Credit Tightening Dominoes Threaten Asia With Hidden Risks
Credit Tightening Dominoes Threaten Asia With Hidden Risks

With Asia’s economies humming along, consumer prices rising and the US edging toward higher interest rates, markets have been unloading Asian government bonds and sending long-term interest rates soaring. Expectations are growing that Asian central banks will start raising rates soon, in what could amount to “credit tightening dominoes”.

This could significantly affect flows of investment funds, creating risks for international financial markets, which might be in for a ride. So far, the currencies and stock markets of emerging Asia have been mostly stable, but there is no basis for unreserved optimism, Nikkei reported.

The central banks of South Korea, Malaysia and the Philippines are all expected to raise rates in the coming months, while in India, expectations for easing have subsided.

When the Bank of Korea released the minutes of its Oct. 19 policy board meeting on Nov. 7, it reaffirmed the broad view that it was getting ready to tighten policy.

The BoK kept its policy rate unchanged at a record low 1.25%, but one of seven board members voted for the first increase in over six years. Two other members mentioned the need to raise the rate at some point, local reports said.

Calls for tighter policy have been rising as South Korea’s economy improves. In October, the government announced that real gross domestic product grew 1.4% in the July-September period from the preceding quarter, the fastest in about seven years.
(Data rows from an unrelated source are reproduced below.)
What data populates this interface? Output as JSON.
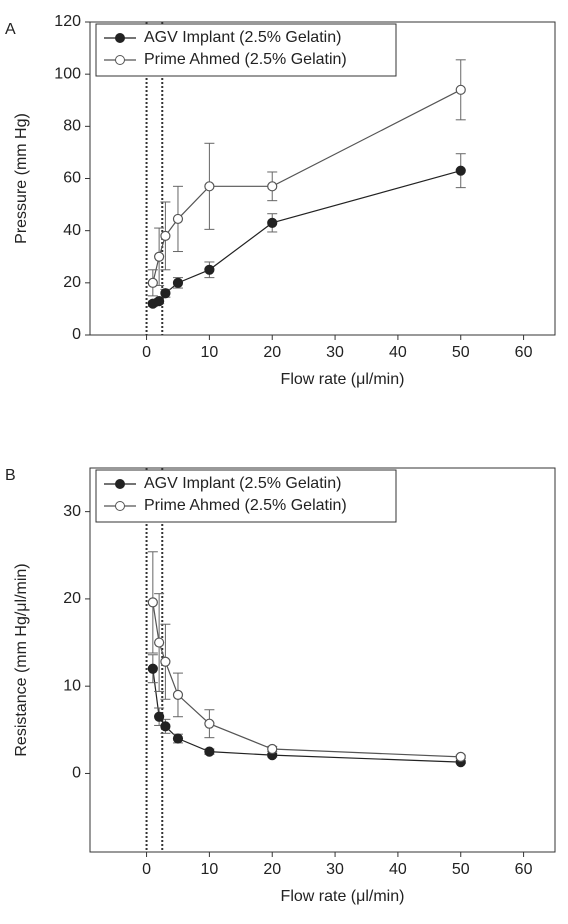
{
  "chart_data": [
    {
      "type": "line",
      "panel_label": "A",
      "xlabel": "Flow rate (μl/min)",
      "ylabel": "Pressure (mm Hg)",
      "x": [
        1,
        2,
        3,
        5,
        10,
        20,
        50
      ],
      "xlim": [
        -9,
        65
      ],
      "xticks": [
        0,
        10,
        20,
        30,
        40,
        50,
        60
      ],
      "ylim": [
        0,
        120
      ],
      "yticks": [
        0,
        20,
        40,
        60,
        80,
        100,
        120
      ],
      "legend": "upper left",
      "series": [
        {
          "name": "AGV Implant (2.5% Gelatin)",
          "color": "#222222",
          "marker": "filled",
          "values": [
            12,
            13,
            16,
            20,
            25,
            43,
            63
          ],
          "errors": [
            1,
            1,
            1.5,
            2,
            3,
            3.5,
            6.5
          ]
        },
        {
          "name": "Prime Ahmed (2.5% Gelatin)",
          "color": "#555555",
          "marker": "open",
          "values": [
            20,
            30,
            38,
            44.5,
            57,
            57,
            94
          ],
          "errors": [
            5,
            11,
            13,
            12.5,
            16.5,
            5.5,
            11.5
          ]
        }
      ]
    },
    {
      "type": "line",
      "panel_label": "B",
      "xlabel": "Flow rate (μl/min)",
      "ylabel": "Resistance (mm Hg/μl/min)",
      "x": [
        1,
        2,
        3,
        5,
        10,
        20,
        50
      ],
      "xlim": [
        -9,
        65
      ],
      "xticks": [
        0,
        10,
        20,
        30,
        40,
        50,
        60
      ],
      "ylim": [
        -9,
        35
      ],
      "yticks": [
        0,
        10,
        20,
        30
      ],
      "legend": "upper left",
      "series": [
        {
          "name": "AGV Implant (2.5% Gelatin)",
          "color": "#222222",
          "marker": "filled",
          "values": [
            12,
            6.5,
            5.4,
            4,
            2.5,
            2.1,
            1.3
          ],
          "errors": [
            1.6,
            1,
            0.8,
            0.5,
            0.3,
            0.2,
            0.15
          ]
        },
        {
          "name": "Prime Ahmed (2.5% Gelatin)",
          "color": "#555555",
          "marker": "open",
          "values": [
            19.6,
            15,
            12.8,
            9,
            5.7,
            2.8,
            1.9
          ],
          "errors": [
            5.8,
            5.6,
            4.3,
            2.5,
            1.6,
            0.3,
            0.2
          ]
        }
      ]
    }
  ]
}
The BoK has raised its projection for real GDP growth in 2017 to 3%.

The central bank is now expected to raise its key rate at its Nov. 30 meeting for the first time since June 2011. Nomura International (Hong Kong) says the BoK is likely to push its policy rate above 2% by the first half of 2019.

Since the October meeting, the yield on 10-year South Korean government bonds, the long-term benchmark, has risen sharply, hovering around 2.6% since Nov. 20, the highest since early 2015.

The exchange rate of South Korea’s currency, the won, is currently at a 14-month high against the US dollar, and there have been no capital outflows from the country, which investors see as strong enough to withstand higher rates. But markets could be less sanguine if the BoK tightens credit repeatedly, sparking concerns that the economy could suffer.